I am not sure if this is considered progress but, before I started lessons I was fitted for a set of P790s. Shaft was stiff Dynamic Golds, +.5 inch, lie of 2 up. Last week, I was screwing around with the T-100s and did some fitting/swing testing. Shafts remain stiff but my lie has moved from +2 up to 1-flat and going back to a standard length worked best too. Talk about some serious changes to the swing where i'm delivering the club 3 lower than I was just 9 months ago.
 
For the past 4 months I have changed my swing considerably. I started with a swing that was all arms with very little hip turn and follow through. I have been working with a coach and she and I have planned out where we want my swing to eventually get to. We both agreed I am about 50-60 percent there. My takeaway is really good. I still lead with my arms a bit on the transition down but the takeaway has really helped get my lower body more involved. I am playing about twice a week and practicing 1-2 times a week as well. When I am practicing, I feel a lot better with my swing development.
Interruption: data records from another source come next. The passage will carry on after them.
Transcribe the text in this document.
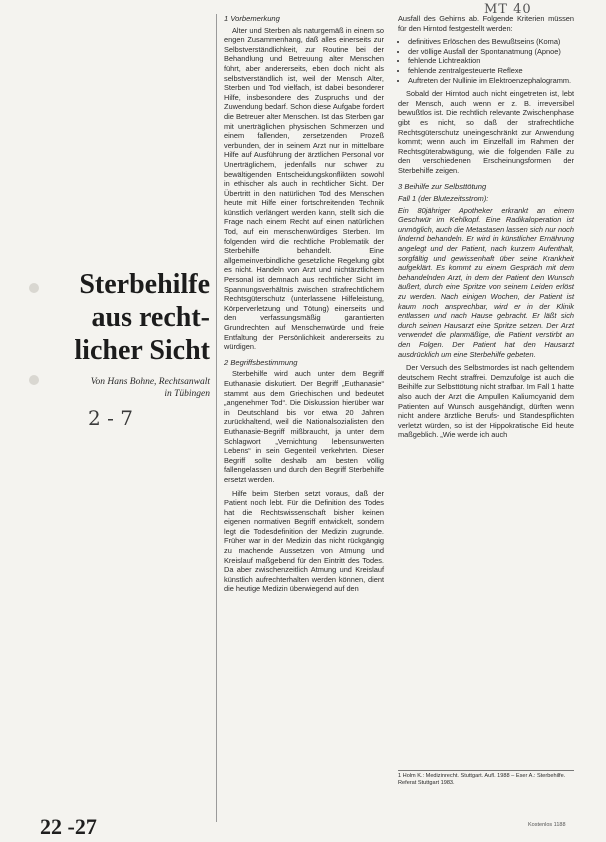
MT 40
Sterbehilfe
aus recht-
licher Sicht
Von Hans Bohne, Rechtsanwalt
in Tübingen
2 - 7
1 Vorbemerkung

Alter und Sterben als naturgemäß in einem so engen Zusammenhang, daß alles einerseits zur Selbstverständlichkeit, zur Routine bei der Behandlung und Betreuung alter Menschen führt, aber andererseits, eben doch nicht als selbstverständlich ist, weil der Mensch Alter, Sterben und Tod vielfach, ist dabei besonderer Hilfe, insbesondere des Zuspruchs und der Zuwendung bedarf. Schon diese Aufgabe fordert die Betreuer alter Menschen. Ist das Sterben gar mit unerträglichen physischen Schmerzen und einem fallenden, zersetzenden Prozeß verbunden, der in seinem Arzt nur in mittelbare Hilfe auf Ausführung der ärztlichen Personal vor Unerträglichem, jedenfalls nur schwer zu bewältigenden Entscheidungskonflikten sowohl in ethischer als auch in rechtlicher Sicht. Der Übertritt in den natürlichen Tod des Menschen heute mit Hilfe einer fortschreitenden Technik künstlich verlängert werden kann, stellt sich die Frage nach einem Recht auf einen natürlichen Tod, auf ein menschenwürdiges Sterben. Im folgenden wird die rechtliche Problematik der Sterbehilfe behandelt. Eine allgemeinverbindliche gesetzliche Regelung gibt es nicht. Handeln von Arzt und nichtärztlichem Personal ist demnach aus rechtlicher Sicht im Spannungsverhältnis zwischen strafrechtlichem Rechtsgüterschutz (unterlassene Hilfeleistung, Körperverletzung und Tötung) einerseits und den verfassungsmäßig garantierten Grundrechten auf Menschenwürde und freie Entfaltung der Persönlichkeit andererseits zu würdigen.

2 Begriffsbestimmung

Sterbehilfe wird auch unter dem Begriff Euthanasie diskutiert. Der Begriff „Euthanasie“ stammt aus dem Griechischen und bedeutet „angenehmer Tod“. Die Diskussion hierüber war in Deutschland bis vor etwa 20 Jahren zurückhaltend, weil die Nationalsozialisten den Euthanasie-Begriff mißbraucht, ja unter dem Schlagwort „Vernichtung lebensunwerten Lebens“ in sein Gegenteil verkehrten. Dieser Begriff sollte deshalb am besten völlig fallengelassen und durch den Begriff Sterbehilfe ersetzt werden.

Hilfe beim Sterben setzt voraus, daß der Patient noch lebt. Für die Definition des Todes hat die Rechtswissenschaft bisher keinen eigenen normativen Begriff entwickelt, sondern legt die Todesdefinition der Medizin zugrunde. Früher war in der Medizin das nicht rückgängig zu machende Aussetzen von Atmung und Kreislauf maßgebend für den Eintritt des Todes. Da aber zwischenzeitlich Atmung und Kreislauf künstlich aufrechterhalten werden können, dient die heutige Medizin überwiegend auf den

Ausfall des Gehirns ab. Folgende Kriterien müssen für den Hirntod festgestellt werden:

• definitives Erlöschen des Bewußtseins (Koma)
• der völlige Ausfall der Spontanatmung (Apnoe)
• fehlende Lichtreaktion
• fehlende zentralgesteuerte Reflexe
• Auftreten der Nullinie im Elektroenzephalogramm.

Sobald der Hirntod auch nicht eingetreten ist, lebt der Mensch, auch wenn er z. B. irreversibel bewußtlos ist. Die rechtlich relevante Zwischenphase gibt es nicht, so daß der strafrechtliche Rechtsgüterschutz uneingeschränkt zur Anwendung kommt; wenn auch im Einzelfall im Rahmen der Rechtsgüterabwägung, wie die folgenden Fälle zu den verschiedenen Erscheinungsformen der Sterbehilfe zeigen.

3 Beihilfe zur Selbsttötung
Fall 1 (der Blutezeitsstrom):

Ein 80jähriger Apotheker erkrankt an einem Geschwür im Kehlkopf. Eine Radikaloperation ist unmöglich, auch die Metastasen lassen sich nur noch lindernd behandeln. Er wird in künstlicher Ernährung angelegt und der Patient, nach kurzem Aufenthalt, sorgfältig und gewissenhaft über seine Krankheit aufgeklärt. Es kommt zu einem Gespräch mit dem behandelnden Arzt, in dem der Patient den Wunsch äußert, durch eine Spritze von seinem Leiden erlöst zu werden. Nach einigen Wochen, der Patient ist kaum noch ansprechbar, wird er in der Klinik entlassen und nach Hause gebracht. Er läßt sich durch seinen Hausarzt eine Spritze setzen. Der Arzt verwendet die planmäßige, die Patient verstirbt an den Folgen. Der Patient hat den Hausarzt ausdrücklich um eine Sterbehilfe gebeten.

Der Versuch des Selbstmordes ist nach geltendem deutschem Recht straffrei. Demzufolge ist auch die Beihilfe zur Selbsttötung nicht strafbar. Im Fall 1 hatte also auch der Arzt die Ampullen Kaliumcyanid dem Patienten auf Wunsch ausgehändigt, dürften wenn nicht andere ärztliche Berufs- und Standespflichten verletzt würden, so ist der Hippokratische Eid heute maßgeblich. „Wie werde ich auch

1 Holm K.: Medizinrecht. Stuttgart. Aufl. 1988 – Eser A.: Sterbehilfe. Referat Stuttgart 1983.
Kostenlos 1188
22 -27
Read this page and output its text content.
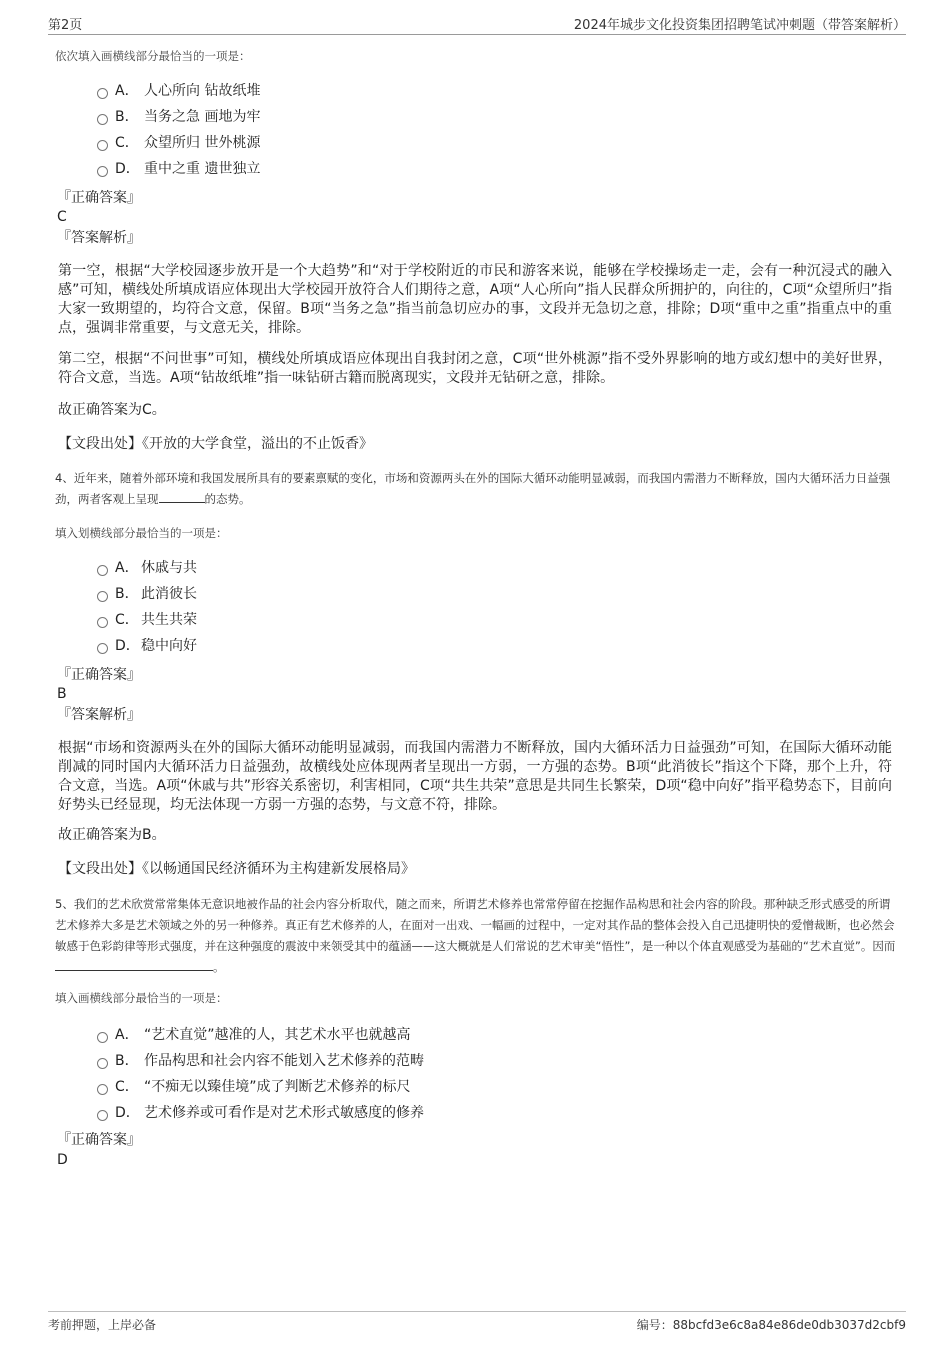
第2页	2024年城步文化投资集团招聘笔试冲刺题（带答案解析）
依次填入画横线部分最恰当的一项是：
A． 人心所向 钻故纸堆
B． 当务之急 画地为牢
C． 众望所归 世外桃源
D． 重中之重 遗世独立
『正确答案』
C
『答案解析』
第一空，根据“大学校园逐步放开是一个大趋势”和“对于学校附近的市民和游客来说，能够在学校操场走一走，会有一种沉浸式的融入感”可知，横线处所填成语应体现出大学校园开放符合人们期待之意，A项“人心所向”指人民群众所拥护的，向往的，C项“众望所归”指大家一致期望的，均符合文意，保留。B项“当务之急”指当前急切应办的事，文段并无急切之意，排除；D项“重中之重”指重点中的重点，强调非常重要，与文意无关，排除。
第二空，根据“不问世事”可知，横线处所填成语应体现出自我封闭之意，C项“世外桃源”指不受外界影响的地方或幻想中的美好世界，符合文意，当选。A项“钻故纸堆”指一味钻研古籍而脱离现实，文段并无钻研之意，排除。
故正确答案为C。
【文段出处】《开放的大学食堂，溢出的不止饭香》
4、近年来，随着外部环境和我国发展所具有的要素禀赋的变化，市场和资源两头在外的国际大循环动能明显减弱，而我国内需潜力不断释放，国内大循环活力日益强劲，两者客观上呈现	的态势。
填入划横线部分最恰当的一项是：
A． 休戚与共
B． 此消彼长
C． 共生共荣
D． 稳中向好
『正确答案』
B
『答案解析』
根据“市场和资源两头在外的国际大循环动能明显减弱，而我国内需潜力不断释放，国内大循环活力日益强劲”可知，在国际大循环动能削减的同时国内大循环活力日益强劲，故横线处应体现两者呈现出一方弱，一方强的态势。B项“此消彼长”指这个下降，那个上升，符合文意，当选。A项“休戚与共”形容关系密切，利害相同，C项“共生共荣”意思是共同生长繁荣，D项“稳中向好”指平稳势态下，目前向好势头已经显现，均无法体现一方弱一方强的态势，与文意不符，排除。
故正确答案为B。
【文段出处】《以畅通国民经济循环为主构建新发展格局》
5、我们的艺术欣赏常常集体无意识地被作品的社会内容分析取代，随之而来，所谓艺术修养也常常停留在挖掘作品构思和社会内容的阶段。那种缺乏形式感受的所谓艺术修养大多是艺术领域之外的另一种修养。真正有艺术修养的人，在面对一出戏、一幅画的过程中，一定对其作品的整体会投入自己迅捷明快的爱憎裁断，也必然会敏感于色彩韵律等形式强度，并在这种强度的震波中来领受其中的蕴涵——这大概就是人们常说的艺术审美“悟性”，是一种以个体直观感受为基础的“艺术直觉”。因而。
填入画横线部分最恰当的一项是：
A． “艺术直觉”越准的人，其艺术水平也就越高
B． 作品构思和社会内容不能划入艺术修养的范畴
C． “不痴无以臻佳境”成了判断艺术修养的标尺
D． 艺术修养或可看作是对艺术形式敏感度的修养
『正确答案』
D
考前押题，上岸必备	编号：88bcfd3e6c8a84e86de0db3037d2cbf9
Keep taking lessons from her and practice more often. Comparing practice range sessions and playing, time spent practicing will be more productive than playing.
You are working on developing a swing, so when you do play a golf course, forget about score. Since you are "goal oriented" your goal can be hitting fairways from the tee boxes.
Once you start hitting more fairways, your next goal can become hitting greens.